Je pense qu’il y a quelques années, c’était un effet de mode pour certains clubs. Seuls les projets les plus structurés au niveau du département ont perduré. Aujourd’hui, cela se stabilise, mais le Mondial en France en 2017 va ré-enclencher le mouvement. En Aveyron, aujourd’hui, le football féminin semble avoir trouvé son rythme de croisière et ramène un vent de fraicheur, même si tout le monde n’y trouve pas son compte. En comparaison au rugby par exemple, le football féminin aveyronnais a quelques longueurs d’avance. C’est aussi lié au côté historique avec la présence de Lioujas depuis de nombreuses années, par exemple, dans le paysage sportif.

 

*Nous avons la chance de posséder une équipe féminine dans le club et nous assistons à une féminisation grandissante de notre école de foot ? De ta position, confirmes/infirmes tu ce mouvement, qui plus est avec la présence dans le département d’une équipe évoluant en D1 ? Concernant son traitement médiatique, avez-vous des consignes particulières ? Une approche différente ?

Aucune consigne, seulement la volonté de le valoriser. En comparaison à d’autres journaux locaux au niveau national, Centre Presse traite à sa juste valeur l’équipe du RAF. De plus, le contexte dans lequel elles évoluent, incite à la faire avec une progression constante et des résultats favorables.  

 

*Tout autre sujet, tu m’avais confié que c’était plutôt embêtant de faire un article sur l’ESCC, peux-tu nous en rappeler les raisons ?

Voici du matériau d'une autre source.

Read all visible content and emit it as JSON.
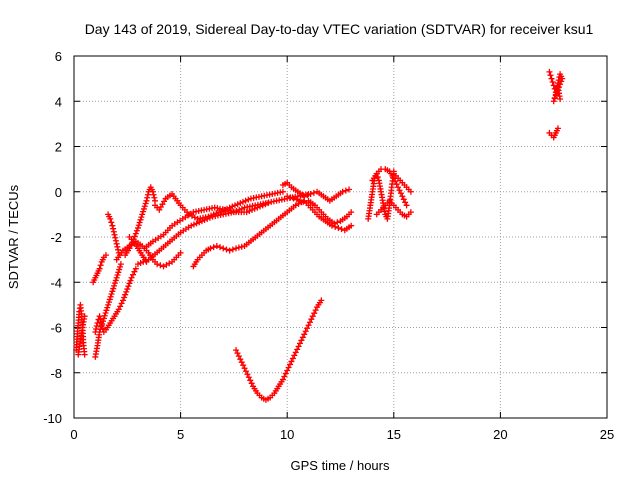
{
  "chart_data": {
    "type": "scatter",
    "title": "Day 143 of 2019, Sidereal Day-to-day VTEC variation (SDTVAR) for receiver ksu1",
    "xlabel": "GPS time / hours",
    "ylabel": "SDTVAR / TECUs",
    "xlim": [
      0,
      25
    ],
    "ylim": [
      -10,
      6
    ],
    "xticks": [
      "0",
      "5",
      "10",
      "15",
      "20",
      "25"
    ],
    "yticks": [
      "-10",
      "-8",
      "-6",
      "-4",
      "-2",
      "0",
      "2",
      "4",
      "6"
    ],
    "grid": true,
    "marker": "plus",
    "color": "#ff0000",
    "series": [
      {
        "x": [
          0.1,
          0.15,
          0.2,
          0.25,
          0.3,
          0.35,
          0.4,
          0.45,
          0.5
        ],
        "y": [
          -7.0,
          -6.4,
          -5.8,
          -5.3,
          -5.0,
          -5.4,
          -6.0,
          -6.8,
          -7.2
        ]
      },
      {
        "x": [
          0.2,
          0.3,
          0.4,
          0.5
        ],
        "y": [
          -7.2,
          -6.6,
          -6.0,
          -5.5
        ]
      },
      {
        "x": [
          0.9,
          1.0,
          1.1,
          1.2,
          1.3,
          1.4,
          1.5
        ],
        "y": [
          -4.0,
          -3.8,
          -3.6,
          -3.4,
          -3.1,
          -2.9,
          -2.8
        ]
      },
      {
        "x": [
          1.0,
          1.1,
          1.2,
          1.4,
          1.6,
          1.8,
          2.0,
          2.2
        ],
        "y": [
          -7.3,
          -6.8,
          -6.2,
          -5.6,
          -5.0,
          -4.4,
          -3.8,
          -3.2
        ]
      },
      {
        "x": [
          1.0,
          1.1,
          1.2,
          1.3,
          1.4
        ],
        "y": [
          -6.2,
          -5.8,
          -5.5,
          -5.9,
          -6.2
        ]
      },
      {
        "x": [
          1.5,
          1.7,
          1.9,
          2.1,
          2.3,
          2.5,
          2.7,
          2.9
        ],
        "y": [
          -6.1,
          -5.8,
          -5.5,
          -5.2,
          -4.8,
          -4.3,
          -3.8,
          -3.4
        ]
      },
      {
        "x": [
          1.6,
          1.7,
          1.8,
          1.9,
          2.0,
          2.1
        ],
        "y": [
          -1.0,
          -1.2,
          -1.5,
          -1.9,
          -2.3,
          -2.7
        ]
      },
      {
        "x": [
          2.0,
          2.3,
          2.6,
          2.9,
          3.2,
          3.5,
          3.7,
          3.9,
          4.2,
          4.6,
          5.0
        ],
        "y": [
          -3.0,
          -2.6,
          -2.4,
          -2.2,
          -2.4,
          -2.7,
          -3.0,
          -3.2,
          -3.3,
          -3.1,
          -2.7
        ]
      },
      {
        "x": [
          2.4,
          2.6,
          2.8,
          3.0,
          3.2,
          3.4,
          3.5,
          3.6,
          3.7,
          3.8
        ],
        "y": [
          -2.8,
          -2.5,
          -2.1,
          -1.6,
          -1.0,
          -0.4,
          0.0,
          0.2,
          0.0,
          -0.4
        ]
      },
      {
        "x": [
          2.6,
          2.8,
          3.0,
          3.2,
          3.4
        ],
        "y": [
          -2.0,
          -2.2,
          -2.5,
          -2.8,
          -3.1
        ]
      },
      {
        "x": [
          3.8,
          4.0,
          4.3,
          4.6,
          5.0,
          5.4,
          5.8,
          6.3,
          6.8,
          7.3,
          7.8,
          8.3,
          8.8,
          9.3,
          9.8
        ],
        "y": [
          -0.6,
          -0.8,
          -0.3,
          -0.1,
          -0.6,
          -1.0,
          -1.2,
          -1.1,
          -0.9,
          -0.7,
          -0.5,
          -0.3,
          -0.2,
          -0.1,
          0.0
        ]
      },
      {
        "x": [
          3.0,
          3.5,
          4.0,
          4.5,
          5.0,
          5.5,
          6.0,
          6.5,
          7.0,
          7.5,
          8.0,
          8.5,
          9.0,
          9.5,
          10.0,
          10.5,
          11.0
        ],
        "y": [
          -3.2,
          -3.0,
          -2.6,
          -2.2,
          -1.8,
          -1.5,
          -1.3,
          -1.1,
          -1.0,
          -0.9,
          -0.7,
          -0.6,
          -0.5,
          -0.4,
          -0.3,
          -0.2,
          -0.1
        ]
      },
      {
        "x": [
          3.3,
          3.7,
          4.2,
          4.6,
          5.1,
          5.6,
          6.1,
          6.6,
          7.1,
          7.6,
          8.1,
          8.6,
          9.1
        ],
        "y": [
          -2.5,
          -2.2,
          -1.9,
          -1.5,
          -1.2,
          -0.9,
          -0.8,
          -0.7,
          -0.8,
          -0.9,
          -0.9,
          -0.7,
          -0.5
        ]
      },
      {
        "x": [
          5.6,
          5.8,
          6.0,
          6.2,
          6.4,
          6.7,
          7.0,
          7.3,
          7.6,
          8.0,
          8.4,
          8.8,
          9.2,
          9.6,
          10.0,
          10.4,
          10.8
        ],
        "y": [
          -3.3,
          -3.0,
          -2.8,
          -2.6,
          -2.5,
          -2.4,
          -2.5,
          -2.6,
          -2.5,
          -2.4,
          -2.1,
          -1.8,
          -1.5,
          -1.2,
          -0.9,
          -0.6,
          -0.4
        ]
      },
      {
        "x": [
          7.6,
          7.8,
          8.0,
          8.2,
          8.4,
          8.6,
          8.8,
          9.0,
          9.2,
          9.4,
          9.6,
          9.8,
          10.0,
          10.2,
          10.4,
          10.6,
          10.8,
          11.0,
          11.2,
          11.4,
          11.6
        ],
        "y": [
          -7.0,
          -7.4,
          -7.8,
          -8.2,
          -8.6,
          -8.9,
          -9.1,
          -9.2,
          -9.1,
          -8.9,
          -8.6,
          -8.3,
          -7.9,
          -7.5,
          -7.1,
          -6.7,
          -6.3,
          -5.9,
          -5.5,
          -5.1,
          -4.8
        ]
      },
      {
        "x": [
          9.8,
          10.0,
          10.2,
          10.5,
          10.8,
          11.1,
          11.4,
          11.7,
          12.0,
          12.3,
          12.6,
          12.9
        ],
        "y": [
          0.3,
          0.4,
          0.2,
          0.0,
          -0.2,
          -0.1,
          0.0,
          -0.2,
          -0.4,
          -0.2,
          0.0,
          0.1
        ]
      },
      {
        "x": [
          10.0,
          10.3,
          10.6,
          10.9,
          11.2,
          11.5,
          11.8,
          12.1,
          12.4,
          12.7,
          13.0
        ],
        "y": [
          -0.2,
          -0.3,
          -0.4,
          -0.5,
          -0.8,
          -1.1,
          -1.3,
          -1.5,
          -1.6,
          -1.7,
          -1.5
        ]
      },
      {
        "x": [
          11.0,
          11.3,
          11.6,
          11.9,
          12.2,
          12.5,
          12.8,
          13.0
        ],
        "y": [
          -0.4,
          -0.6,
          -0.9,
          -1.2,
          -1.4,
          -1.3,
          -1.1,
          -0.9
        ]
      },
      {
        "x": [
          13.8,
          13.9,
          14.0,
          14.1,
          14.2,
          14.3,
          14.4,
          14.5,
          14.6,
          14.7,
          14.8,
          14.9,
          15.0
        ],
        "y": [
          -1.2,
          -0.6,
          0.0,
          0.6,
          0.8,
          0.5,
          0.0,
          -0.5,
          -1.0,
          -1.2,
          -0.6,
          0.2,
          0.9
        ]
      },
      {
        "x": [
          14.0,
          14.2,
          14.4,
          14.6,
          14.8,
          15.0,
          15.2,
          15.4,
          15.6
        ],
        "y": [
          0.5,
          0.8,
          1.0,
          1.0,
          0.9,
          0.6,
          0.2,
          -0.2,
          -0.6
        ]
      },
      {
        "x": [
          14.2,
          14.4,
          14.6,
          14.8,
          15.0,
          15.2,
          15.4,
          15.6,
          15.8
        ],
        "y": [
          -1.0,
          -0.8,
          -0.6,
          -0.4,
          -0.6,
          -0.8,
          -1.0,
          -1.1,
          -0.9
        ]
      },
      {
        "x": [
          15.0,
          15.2,
          15.4,
          15.6,
          15.8
        ],
        "y": [
          0.8,
          0.6,
          0.4,
          0.2,
          0.0
        ]
      },
      {
        "x": [
          22.3,
          22.4,
          22.5,
          22.6,
          22.7,
          22.8,
          22.9,
          22.5,
          22.6,
          22.7,
          22.8
        ],
        "y": [
          5.3,
          5.0,
          4.7,
          4.4,
          4.8,
          5.2,
          5.0,
          4.0,
          4.3,
          4.6,
          4.1
        ]
      },
      {
        "x": [
          22.3,
          22.4,
          22.5,
          22.6,
          22.7
        ],
        "y": [
          2.6,
          2.5,
          2.4,
          2.6,
          2.8
        ]
      }
    ]
  }
}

(rires), c’est surtout lié au nom des habitants et vous, ça fait trop long si l’on doit le citer !!! On a déjà eu des coups de fil de lecteurs pour nous signaler qu’on avait oublié une partie du nom de votre club (ndlr : aucun des dirigeants n’étaient au courant !). C’est bien, c’est un signe qu’ils lisent le journal ! (rires).

 

Un mot sur notre club ?

C’est un club que lequel on a un œil attentif par rapport à son dynamisme et à l’image sympa renvoyée. Les parcours en coupes des filles et de l’équipe fanion y contribuent aussi, côté sportif.

 

 

*Si je te dis qu’il serait possible d’associer foot et culture, tu me réponds :

Oui complètement ! Plein de bouquins pourraient le confirmer notamment un récent sur le drame du Heysel (« Dans la foule », L. Mauvignier). Sans trop intellectualiser l’approche du football, le travail que fait SoFoot avec les différentes rencontres et interviews de réalisateurs/acteurs est remarquable (Walter Salles, François Berléand…) et va dans ce sens.

 

*Un dernier mot :

Il est toujours bon de rappeler qu’il est essentiel de distinguer communication et information. En effet, sous prétexte de proximité, cette distinction est parfois difficile, et le support papier aurait tendance à être dénaturé. Toutefois, c’est une problématique commune aux journaux et aux médias actuels. Une certaine éducation est à revoir ainsi que la conception de la presse. Néanmoins, en Aveyron, nous sommes relativement épargnés mais ce « fléau » aurait tendance à se développer.

 

 

Merci à Maxime pour sa disponibilité et sa participation à cette première.

L'ESCC.

#1 - La passe appuyée - Invité : Maxime Raynaud.